Esta noite sonhei que as ovelhas do meu presépio tinham a língua azul.
Levantei-me às quatro da manhã, enfiei os pezongos nos chinelos esburacados, limpei duas ou três remelas, apertei o roupão em torno do dorso hercúleo (pois, pois...) e lá fui eu cheio de coragem, tipo Indiana Jones em busca da Arca Perdida, neste caso, a pequena arca com os bonecos para o presépio, que só esperava remexer lá para os feriados do princípio de Dezembro.
Subi para cima de uma cadeira para chegar a uma portinhola no topo do armário da sala e, assim que rodei a chave, ouvi balir jingle bells ainda mais desafinadamente que os piores concorrentes do "Família Superstar".
Aquilo era mesmo lancinante, como se estivessem a estripar a Céline Dion.
O caos era generalizado: o menino Jesus chorava, Maria desancava em José, o burro zurrava, a vaquinha mugia, Baltazar, Gaspar e Belchior interpretavam, bêbedos que nem um cacho, os maiores êxitos do Trio Odemira, os camelos blateravam, os patos grasnavam, as galinhas cacarejavam, os coelhos chiavam, os cisnes arensavam e o moleiro não se calava por, alegadamente, a equipa de Belém ter sido prejudicada frente à Académica, no último fim-de-semana.
Peça a peça, fui colocando as figuras empoeiradas no chão da sala.
Cada uma delas foi encostada aos meus lábios (um privilégio que poucos usufruem) e recebeu um severo "Chiuuu!!", porque aquele chinfrim acabaria por acordar os vizinhos que, inevitavelmente chamariam a polícia.
E o que diria eu?
"Ó sr. guarda! Mas se lhe estou a dizer que não era eu que estava a fazer o barulho, era o menino Jesus!"
"Sim, sim! O menino Jesus, os reis magos e as ovelhinhas, não?"
"Exacto! O sr. guarda também tem um presépio assim?"
Mais calmos, alguns dos bonecos de louça lá se fizeram ao caminho, porque apesar de não ter colocado no chão nenhuma cabana com o menino Jesus lá dentro, por tradição, as peças colocam-se em fila indiana e vão... para um sítio qualquer.
Como o que me interessava eram as ovelhas, deixei que reis magos e restante maralha seguissem o seu destino, apenas recomendando que não tropeçassem no cabo da Sportv, avisando desde logo que, se acontecesse alguma coisa, seriam eles a ficar todo o dia prostrados ao telefone, à espera que alguém da Tv Cabo os atendesse.
Juntei então as 219 ovelhas, para averiguar se alguma delas tinha a língua da cor do sangue do Alberto do Mónaco.

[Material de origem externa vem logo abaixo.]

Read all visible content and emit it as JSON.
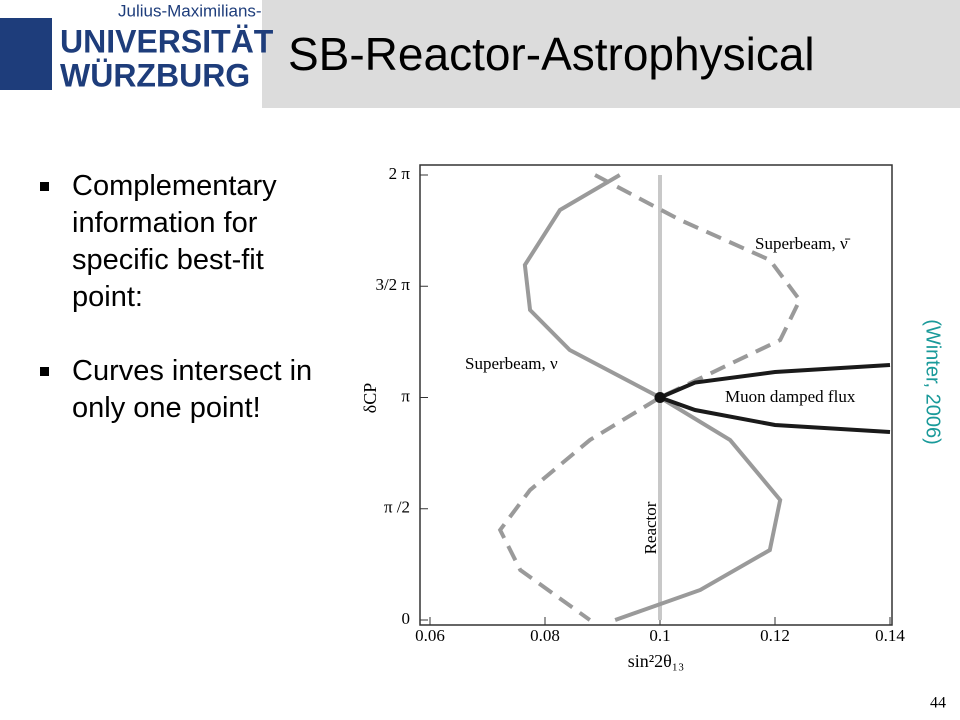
{
  "header": {
    "logo_line1": "Julius-Maximilians-",
    "logo_line2": "UNIVERSITÄT",
    "logo_line3": "WÜRZBURG",
    "title": "SB-Reactor-Astrophysical"
  },
  "bullets": [
    "Complementary information for specific best-fit point:",
    "Curves intersect in only one point!"
  ],
  "citation": "(Winter, 2006)",
  "page_number": "44",
  "chart_data": {
    "type": "line",
    "xlabel": "sin²2θ₁₃",
    "ylabel": "δCP",
    "xlim": [
      0.06,
      0.14
    ],
    "xticks": [
      0.06,
      0.08,
      0.1,
      0.12,
      0.14
    ],
    "ylim": [
      0,
      6.2832
    ],
    "yticks": [
      0,
      {
        "value": 1.5708,
        "label": "π /2"
      },
      {
        "value": 3.1416,
        "label": "π"
      },
      {
        "value": 4.7124,
        "label": "3/2 π"
      },
      {
        "value": 6.2832,
        "label": "2 π"
      }
    ],
    "series": [
      {
        "name": "Superbeam, ν",
        "color": "#9a9a9a",
        "dashed": false,
        "x": [
          0.093,
          0.0826,
          0.0765,
          0.0774,
          0.0843,
          0.1,
          0.1122,
          0.1209,
          0.1191,
          0.107,
          0.0922
        ],
        "values": [
          6.2832,
          5.789,
          5.012,
          4.377,
          3.812,
          3.1416,
          2.541,
          1.694,
          0.988,
          0.424,
          0
        ]
      },
      {
        "name": "Superbeam, ν̄",
        "color": "#9a9a9a",
        "dashed": true,
        "x": [
          0.0887,
          0.1035,
          0.1191,
          0.1243,
          0.1209,
          0.1,
          0.0878,
          0.0774,
          0.0722,
          0.0757,
          0.0878
        ],
        "values": [
          6.2832,
          5.648,
          5.083,
          4.518,
          3.953,
          3.1416,
          2.541,
          1.835,
          1.271,
          0.706,
          0
        ]
      },
      {
        "name": "Muon damped flux",
        "color": "#1a1a1a",
        "dashed": false,
        "x": [
          0.1,
          0.1061,
          0.12,
          0.14,
          null,
          0.1,
          0.1061,
          0.12,
          0.14
        ],
        "values": [
          3.1416,
          3.353,
          3.501,
          3.6,
          null,
          3.1416,
          2.965,
          2.753,
          2.654
        ]
      },
      {
        "name": "Reactor",
        "color": "#c8c8c8",
        "dashed": false,
        "x": [
          0.1,
          0.1
        ],
        "values": [
          0,
          6.2832
        ]
      }
    ],
    "point": {
      "x": 0.1,
      "y": 3.1416
    }
  }
}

Big Problem: Como é que eu abro a boquinha de louça destas figurinhas?
Foi então que se fez luz.
Não só porque a acendi, mas sobretudo porque tive a ideia de contar ao rebanho, que o governo garantiu que ainda não é em 2008 que os portugueses vão pagar menos impostos.
As ovelhas abriram a boca de espanto e eu pude confirmar que nenhuma delas sofria do Orbivírus da família Reoviridae, que possui 24 sorotipos e que afeta ovinos, bovinos e diversas espécies de ruminantes selvagens.
Ou seja, nenhuma tinha o escalope azulado.
Mais descansado, guardei tudo onde estava e fui dormir.
Não sei é se, até ao Natal, a maior parte das ovelhas do meu presépio não terá decidido emigrar para Espanha, onde una oveja no paga tanta contribución.